PPDB (Political Party Data Base Project)

Das Political Party Data Base Project (PPDB) ist ein internationales Forschungsprojekt zur langfristigen Erhebung von Parteiorganisationsdaten in repräsentativen parlamentarischen Demokratien. Die ab dem Jahr 2011 erhobenen Daten stellen u.a. Informationen zu den Strukturen und Ressourcen, zum Führungsmanagement sowie zur innerparteilichen Partizipation der jeweiligen Parteien bereit. Anhand der Daten ist es möglich, sowohl den Wandel von Parteien in einzelnen Ländern zu untersuchen als auch die Gemeinsamkeiten und Unterschiede politischer Parteien im internationalen Vergleich herauszuarbeiten. Derzeit umfasst das Projekt Daten von 130 Parteien aus 25 Ländern. Zudem bieten wir eine stets wachsende Sammlung an Parteisatzungen in der Originalsprache. Ziel des PPDB ist es, die gesammelten Daten der internationalen Forschungsgemeinde in einer öffentlich zugänglichen Datenbank zur Verfügung zu stellen – insbesondere auch im Rahmen von Promotionsvorhaben.

Bislang haben sich Experten für 23 Länder dem Projekt angeschlossen. In den kommenden Jahren soll das Projekt verstärkt Länder aus Mittelosteuropa sowie Transitionsländer und Junge Demokratien miteinbeziehen.

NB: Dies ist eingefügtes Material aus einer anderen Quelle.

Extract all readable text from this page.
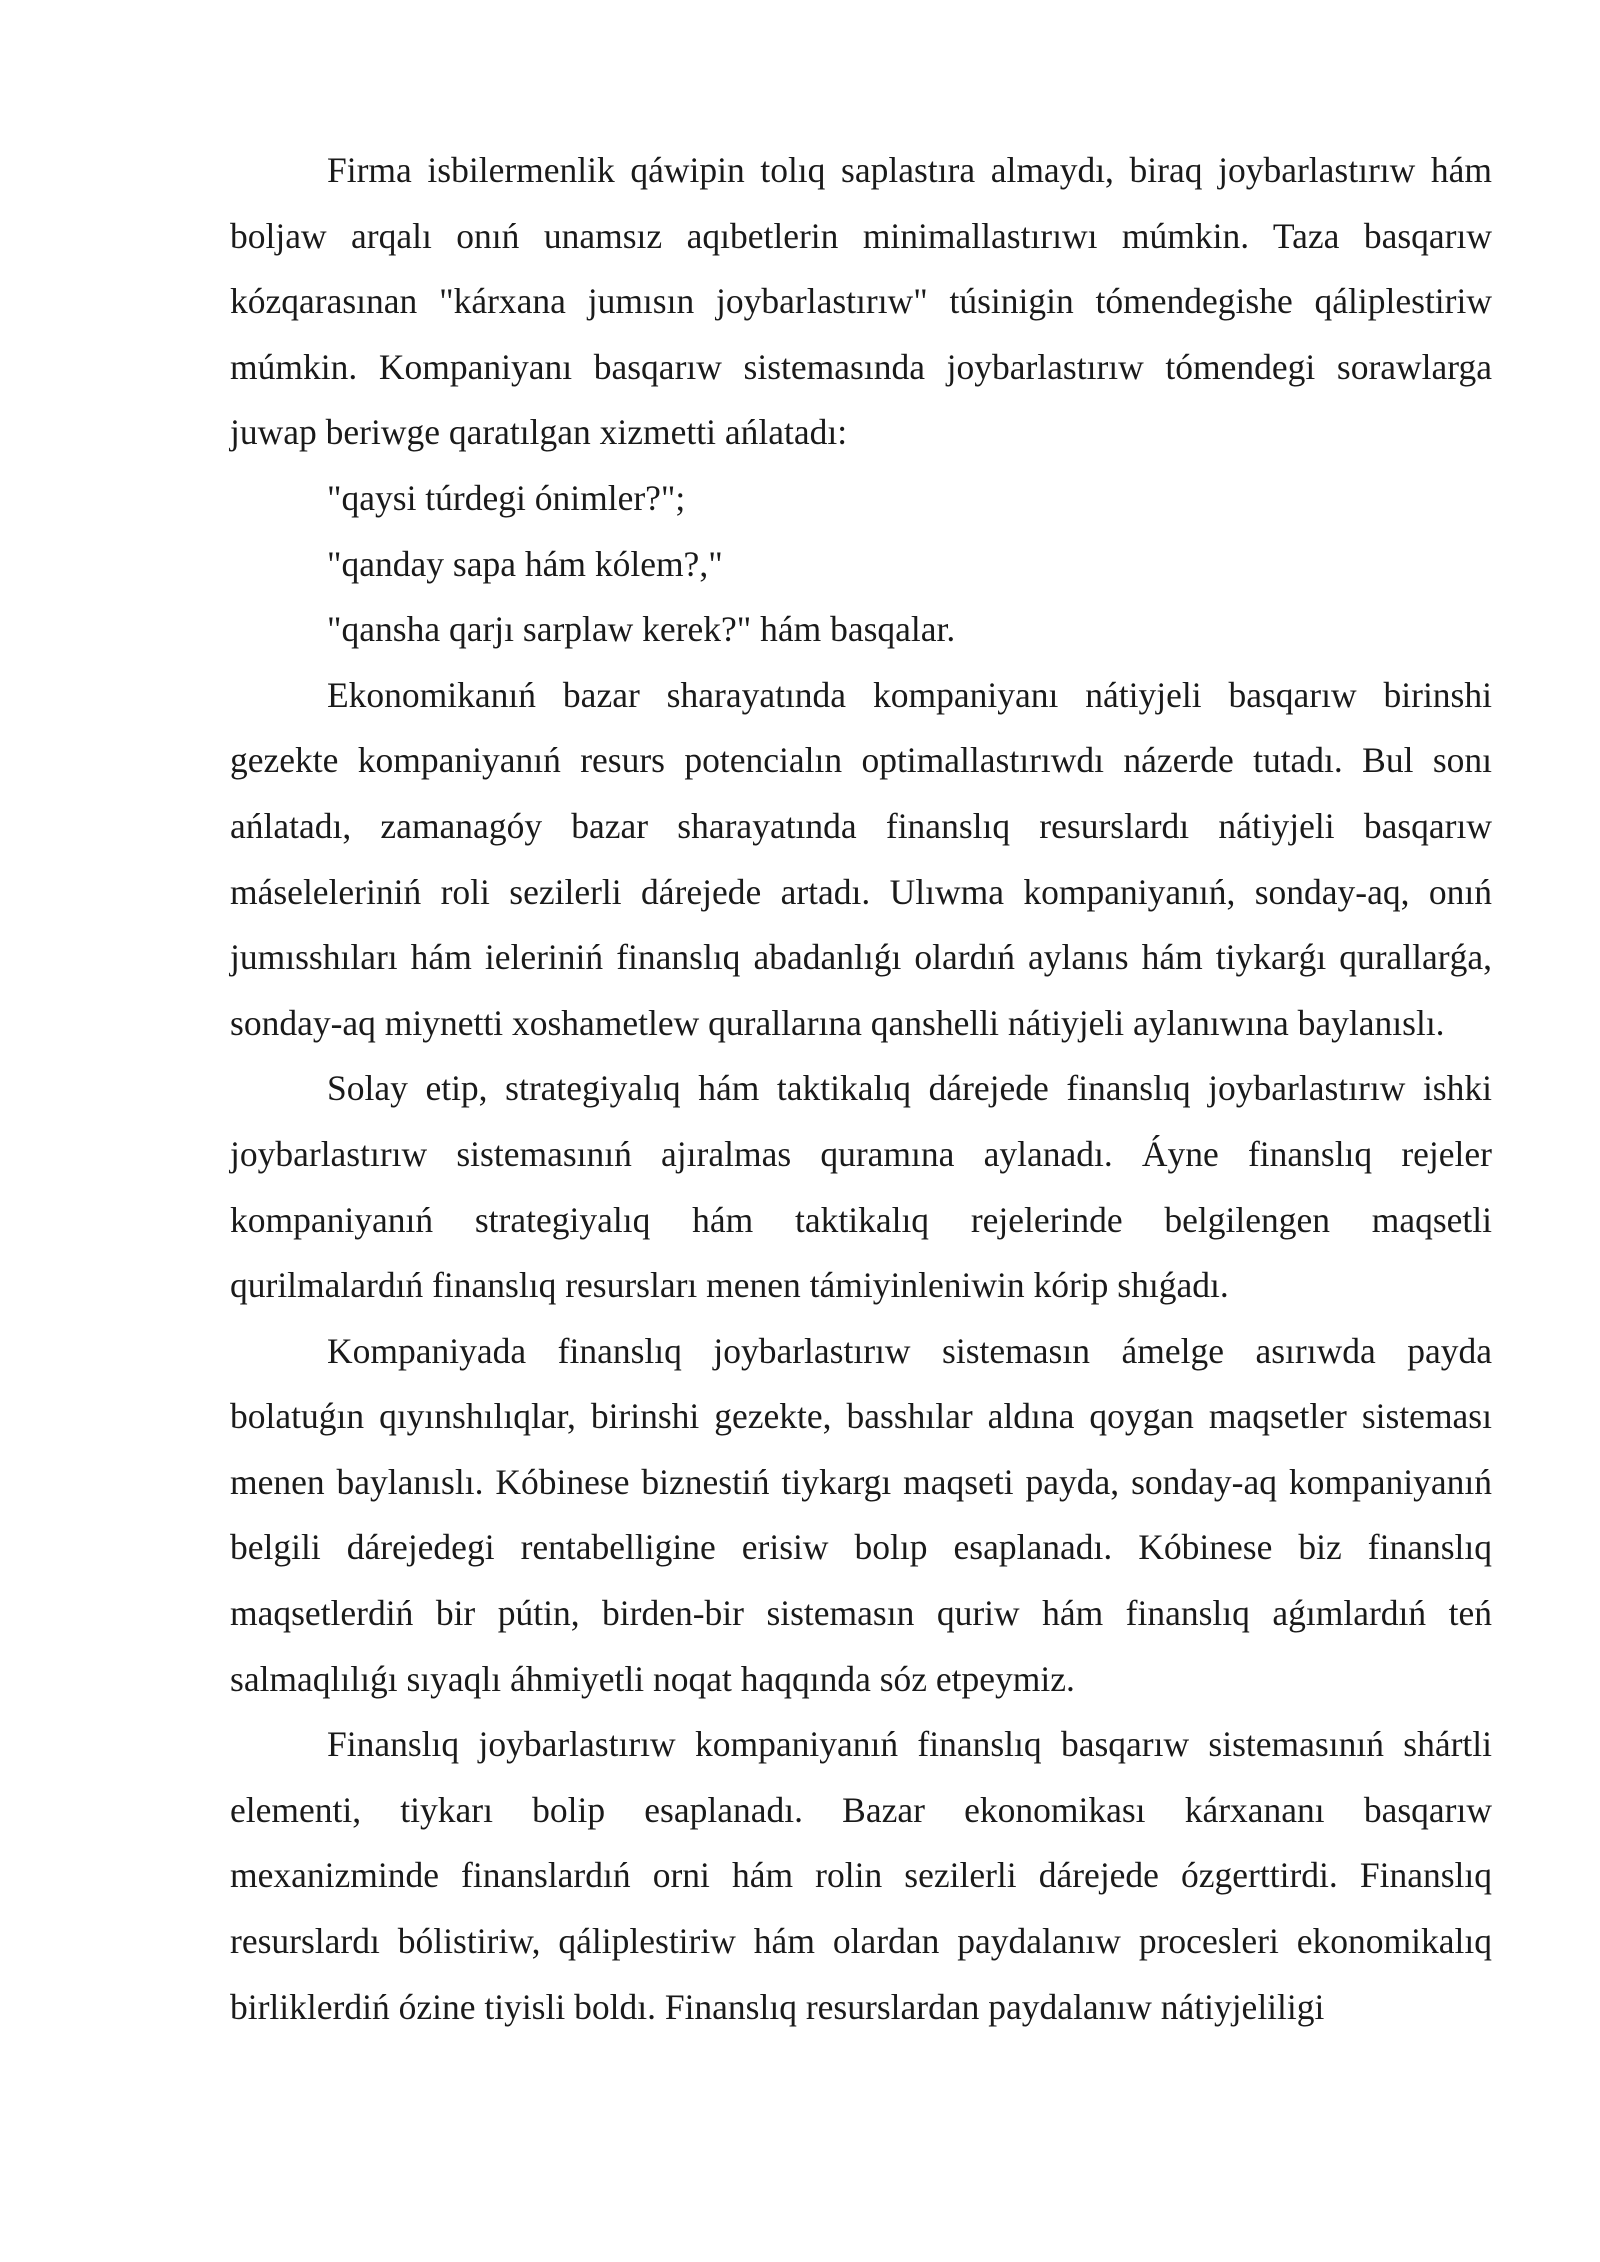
Firma isbilermenlik qáwipin tolıq saplastıra almaydı, biraq joybarlastırıw hám boljaw arqalı onıń unamsız aqıbetlerin minimallastırıwı múmkin. Taza basqarıw kózqarasınan "kárxana jumısın joybarlastırıw" túsinigin tómendegishe qáliplestiriw múmkin. Kompaniyanı basqarıw sistemasında joybarlastırıw tómendegi sorawlarga juwap beriwge qaratılgan xizmetti ańlatadı:

"qaysi túrdegi ónimler?";

"qanday sapa hám kólem?,"

"qansha qarjı sarplaw kerek?" hám basqalar.

Ekonomikanıń bazar sharayatında kompaniyanı nátiyjeli basqarıw birinshi gezekte kompaniyanıń resurs potencialın optimallastırıwdı názerde tutadı. Bul sonı ańlatadı, zamanagóy bazar sharayatında finanslıq resurslardı nátiyjeli basqarıw máseleleriniń roli sezilerli dárejede artadı. Ulıwma kompaniyanıń, sonday-aq, onıń jumısshıları hám ieleriniń finanslıq abadanlıǵı olardıń aylanıs hám tiykarǵı qurallarǵa, sonday-aq miynetti xoshametlew qurallarına qanshelli nátiyjeli aylanıwına baylanıslı.

Solay etip, strategiyalıq hám taktikalıq dárejede finanslıq joybarlastırıw ishki joybarlastırıw sistemasınıń ajıralmas quramına aylanadı. Áyne finanslıq rejeler kompaniyanıń strategiyalıq hám taktikalıq rejelerinde belgilengen maqsetli qurilmalardıń finanslıq resursları menen támiyinleniwin kórip shıǵadı.

Kompaniyada finanslıq joybarlastırıw sistemasın ámelge asırıwda payda bolatuǵın qıyınshılıqlar, birinshi gezekte, basshılar aldına qoygan maqsetler sisteması menen baylanıslı. Kóbinese biznestiń tiykargı maqseti payda, sonday-aq kompaniyanıń belgili dárejedegi rentabelligine erisiw bolıp esaplanadı. Kóbinese biz finanslıq maqsetlerdiń bir pútin, birden-bir sistemasın quriw hám finanslıq aǵımlardıń teń salmaqlılıǵı sıyaqlı áhmiyetli noqat haqqında sóz etpeymiz.

Finanslıq joybarlastırıw kompaniyanıń finanslıq basqarıw sistemasınıń shártli elementi, tiykarı bolip esaplanadı. Bazar ekonomikası kárxananı basqarıw mexanizminde finanslardıń orni hám rolin sezilerli dárejede ózgerttirdi. Finanslıq resurslardı bólistiriw, qáliplestiriw hám olardan paydalanıw procesleri ekonomikalıq birliklerdiń ózine tiyisli boldı. Finanslıq resurslardan paydalanıw nátiyjeliligi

Für Deutschland ist das PRuF im Rahmen dieses internationalen Projektes für die Datenerhebung aller auf Bundesebene relevanten Parteien verantwortlich.

Das PPDB steht in der Tradition eines früheren Projekts zur Erforschung von Parteiorganisationen, initiiert von Richard S. Katz und Peter Mair. 1992 hatten die beiden Forscher mit “Party Organizations: A Data Handbook on Party Organizations in Western Democracies, 1960-90” ein Standardwerk zu Parteiorganisationen herausgegeben. Paul Webb und Thomas Poguntke waren damals bereits an diesem ersten Projekt beteiligt, dessen Ziel es war, international vergleichend Daten zu Parteiorganisationen für den Zeitraum 1960 bis 1990 zu sammeln.

2016 ist die erste große Publikation unseres Projekts in Party Politics erschienen. In "Party Rules, Party Resources and the Politics of Parliamentary Democracies: How Parties Organize in the 21st Century" (Poguntke/Scarrow/Webb 2016) geben wir einen Überblick über das Projekt und eine Zusammenfassung der ersten Forschungsergebnisse.

Darüber hinaus publizierten die Mitglieder der internationalen Forschungsgruppe ihre Erkenntnisse in einem gemeinsamen Buchprojekt. „Organizing Political Parties. Representation, Participation, and Power“ (Scarrow/Webb/Poguntke), welches im Sommer 2017 erschien.

Förderung:

Deutsche Forschungsgemeinschaft (DFG),
United Kingdom Economic and Social Research Council (ESRC) und
United States National Science Foundation (NSF) über den Bereich Open Research Area (ORA)

Fördersumme:

DFG: 200.000 €
ESRC: 160.000 £
NSF: 265.000 US-$

Laufzeit:

August 2014 bis Juli 2018

Projektleitung:

Prof. Dr. Thomas Poguntke
Prof. Dr. Susan Scarrow (University of Houston)
Prof. Dr. Paul Webb (University of Sussex)

Wissenschaftliche Mitarbeiterin: Sophie Karow, M.A.

Studentische Hilfskraft: Arbresha Hoti, B.A.